I'm an undergraduate student majoring in mathematics; I totally love it and I want to get Ph.D in pure mathematics.

I'm also interested in physics, especially the theoretical field; my favorite areas are relativity and quantum theory. Of course, I'm more into mathematics than physics, that is why I majored in math; plus I don't get as high grades in physics as I do in math.

Now here is my question, if I became a mathematician, can I switch to physics easily if I wanted to? I heard a lot about mathematicians contributing to string theory and other areas. I guess what I'm looking for is not a total switch to another field; rather it's more like the ability to learn more about physics easily and being able to contribute to the theories.

What I meant was that I want my Ph.D to be in pure math; in essence my focus would be on math. But also I want to study the stuff that interests me in physics, e.g. GR, String theory, etc. I'm asking if it's possible for a professional mathematician to

- study these subjects in depth without much difficulties; and I'm referring to difficulties in getting enrolled in classes and being able to handle them, and
- be able to contribute to these fields

I'm sorry English isn't my first language, I hope I made my question clear.

## 1 Answer

Yes, technically speaking, you can cross the fence -- either direction -- between those two disciplines, but be aware of their different agendas.

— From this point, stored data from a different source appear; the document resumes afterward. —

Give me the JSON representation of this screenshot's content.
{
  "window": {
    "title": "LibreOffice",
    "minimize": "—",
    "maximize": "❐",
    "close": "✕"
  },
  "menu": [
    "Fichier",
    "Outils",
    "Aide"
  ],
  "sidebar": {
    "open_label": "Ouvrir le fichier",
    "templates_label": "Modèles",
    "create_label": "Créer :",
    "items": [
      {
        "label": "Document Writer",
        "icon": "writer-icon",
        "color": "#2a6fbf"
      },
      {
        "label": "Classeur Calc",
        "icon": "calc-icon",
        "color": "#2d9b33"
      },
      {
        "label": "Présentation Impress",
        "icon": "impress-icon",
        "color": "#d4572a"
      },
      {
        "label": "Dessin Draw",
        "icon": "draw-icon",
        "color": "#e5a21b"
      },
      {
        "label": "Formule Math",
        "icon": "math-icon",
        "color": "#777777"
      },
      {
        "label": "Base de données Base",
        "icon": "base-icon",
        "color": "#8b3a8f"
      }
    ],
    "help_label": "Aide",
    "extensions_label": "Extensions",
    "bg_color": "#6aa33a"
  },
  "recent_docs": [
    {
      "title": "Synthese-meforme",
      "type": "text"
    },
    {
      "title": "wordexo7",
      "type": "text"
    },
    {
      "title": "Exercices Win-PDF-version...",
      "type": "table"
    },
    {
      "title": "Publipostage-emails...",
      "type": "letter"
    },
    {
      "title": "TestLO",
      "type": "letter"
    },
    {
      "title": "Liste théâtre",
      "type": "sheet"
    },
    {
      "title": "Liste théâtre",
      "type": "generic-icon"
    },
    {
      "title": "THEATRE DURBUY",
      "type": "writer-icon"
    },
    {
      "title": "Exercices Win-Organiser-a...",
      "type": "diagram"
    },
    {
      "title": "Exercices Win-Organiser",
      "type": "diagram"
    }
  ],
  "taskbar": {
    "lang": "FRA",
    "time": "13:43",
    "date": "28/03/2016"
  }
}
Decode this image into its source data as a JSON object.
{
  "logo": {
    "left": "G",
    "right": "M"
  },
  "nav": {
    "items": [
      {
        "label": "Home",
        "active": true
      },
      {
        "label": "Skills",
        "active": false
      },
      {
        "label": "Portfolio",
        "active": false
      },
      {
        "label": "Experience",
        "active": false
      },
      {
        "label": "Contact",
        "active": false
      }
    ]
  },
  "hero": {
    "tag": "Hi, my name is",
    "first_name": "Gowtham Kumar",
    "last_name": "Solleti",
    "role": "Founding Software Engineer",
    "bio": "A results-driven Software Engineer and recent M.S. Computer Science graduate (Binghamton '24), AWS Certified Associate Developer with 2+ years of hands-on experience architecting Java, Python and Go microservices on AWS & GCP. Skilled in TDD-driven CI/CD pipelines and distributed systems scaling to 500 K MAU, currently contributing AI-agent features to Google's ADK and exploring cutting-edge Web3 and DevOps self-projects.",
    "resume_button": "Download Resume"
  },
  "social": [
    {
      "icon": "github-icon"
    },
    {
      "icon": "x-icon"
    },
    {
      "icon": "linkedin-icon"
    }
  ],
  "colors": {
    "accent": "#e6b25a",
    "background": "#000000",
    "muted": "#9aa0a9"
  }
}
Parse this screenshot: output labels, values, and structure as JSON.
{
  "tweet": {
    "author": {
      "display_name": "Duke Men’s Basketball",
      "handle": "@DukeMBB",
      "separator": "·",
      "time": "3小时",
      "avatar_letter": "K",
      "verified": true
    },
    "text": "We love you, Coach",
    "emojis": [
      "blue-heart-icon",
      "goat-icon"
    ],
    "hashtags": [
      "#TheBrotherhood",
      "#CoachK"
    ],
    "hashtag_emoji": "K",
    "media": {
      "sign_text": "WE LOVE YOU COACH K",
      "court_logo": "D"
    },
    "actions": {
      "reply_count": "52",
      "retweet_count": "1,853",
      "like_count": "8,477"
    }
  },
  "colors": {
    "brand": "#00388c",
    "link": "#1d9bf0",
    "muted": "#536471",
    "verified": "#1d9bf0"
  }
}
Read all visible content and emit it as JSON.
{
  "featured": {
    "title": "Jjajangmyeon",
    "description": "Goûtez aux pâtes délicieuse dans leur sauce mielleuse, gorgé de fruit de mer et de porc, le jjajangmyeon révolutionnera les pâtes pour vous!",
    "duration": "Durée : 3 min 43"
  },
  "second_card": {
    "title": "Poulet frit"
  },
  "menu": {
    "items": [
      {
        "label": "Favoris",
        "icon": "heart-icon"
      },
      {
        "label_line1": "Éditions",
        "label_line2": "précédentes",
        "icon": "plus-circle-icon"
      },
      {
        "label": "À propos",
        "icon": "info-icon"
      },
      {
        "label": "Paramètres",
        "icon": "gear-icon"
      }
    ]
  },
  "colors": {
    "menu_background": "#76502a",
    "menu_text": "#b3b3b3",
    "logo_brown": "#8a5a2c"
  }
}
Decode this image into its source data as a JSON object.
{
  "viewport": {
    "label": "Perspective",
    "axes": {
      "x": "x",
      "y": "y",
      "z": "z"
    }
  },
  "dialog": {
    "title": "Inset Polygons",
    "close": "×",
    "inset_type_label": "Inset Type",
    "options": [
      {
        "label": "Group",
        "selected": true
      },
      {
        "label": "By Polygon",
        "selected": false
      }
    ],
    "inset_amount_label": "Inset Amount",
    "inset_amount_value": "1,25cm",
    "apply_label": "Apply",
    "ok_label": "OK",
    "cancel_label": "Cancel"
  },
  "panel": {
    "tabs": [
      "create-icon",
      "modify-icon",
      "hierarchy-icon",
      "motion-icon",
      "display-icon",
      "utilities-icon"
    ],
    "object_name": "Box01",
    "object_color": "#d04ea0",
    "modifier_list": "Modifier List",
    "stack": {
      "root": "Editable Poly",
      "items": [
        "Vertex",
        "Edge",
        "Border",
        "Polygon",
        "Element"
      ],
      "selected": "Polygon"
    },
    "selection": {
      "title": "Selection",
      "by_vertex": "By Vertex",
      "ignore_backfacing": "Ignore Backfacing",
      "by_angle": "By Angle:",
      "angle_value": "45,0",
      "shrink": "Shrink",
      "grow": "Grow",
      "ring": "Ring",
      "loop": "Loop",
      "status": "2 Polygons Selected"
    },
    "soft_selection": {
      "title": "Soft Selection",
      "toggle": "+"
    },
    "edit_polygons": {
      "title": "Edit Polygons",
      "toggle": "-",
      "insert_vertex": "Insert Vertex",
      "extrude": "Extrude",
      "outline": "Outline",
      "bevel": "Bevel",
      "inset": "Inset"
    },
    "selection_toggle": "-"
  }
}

Physics uses the language of mathematics to construct mathematical models of reality, but the physics is really contained in the following three *non-mathematical* tasks:

- Establishing the association between mathematical symbols and reality (interpretation of the mathematical models).
- Verifying the validity of the conceived mathematical models (physical theory verification).
- Establishing their limits of validity.

You can be a great mathematician, but if you fail in understanding the above not-so-easy tasks, you will be a bad physicist.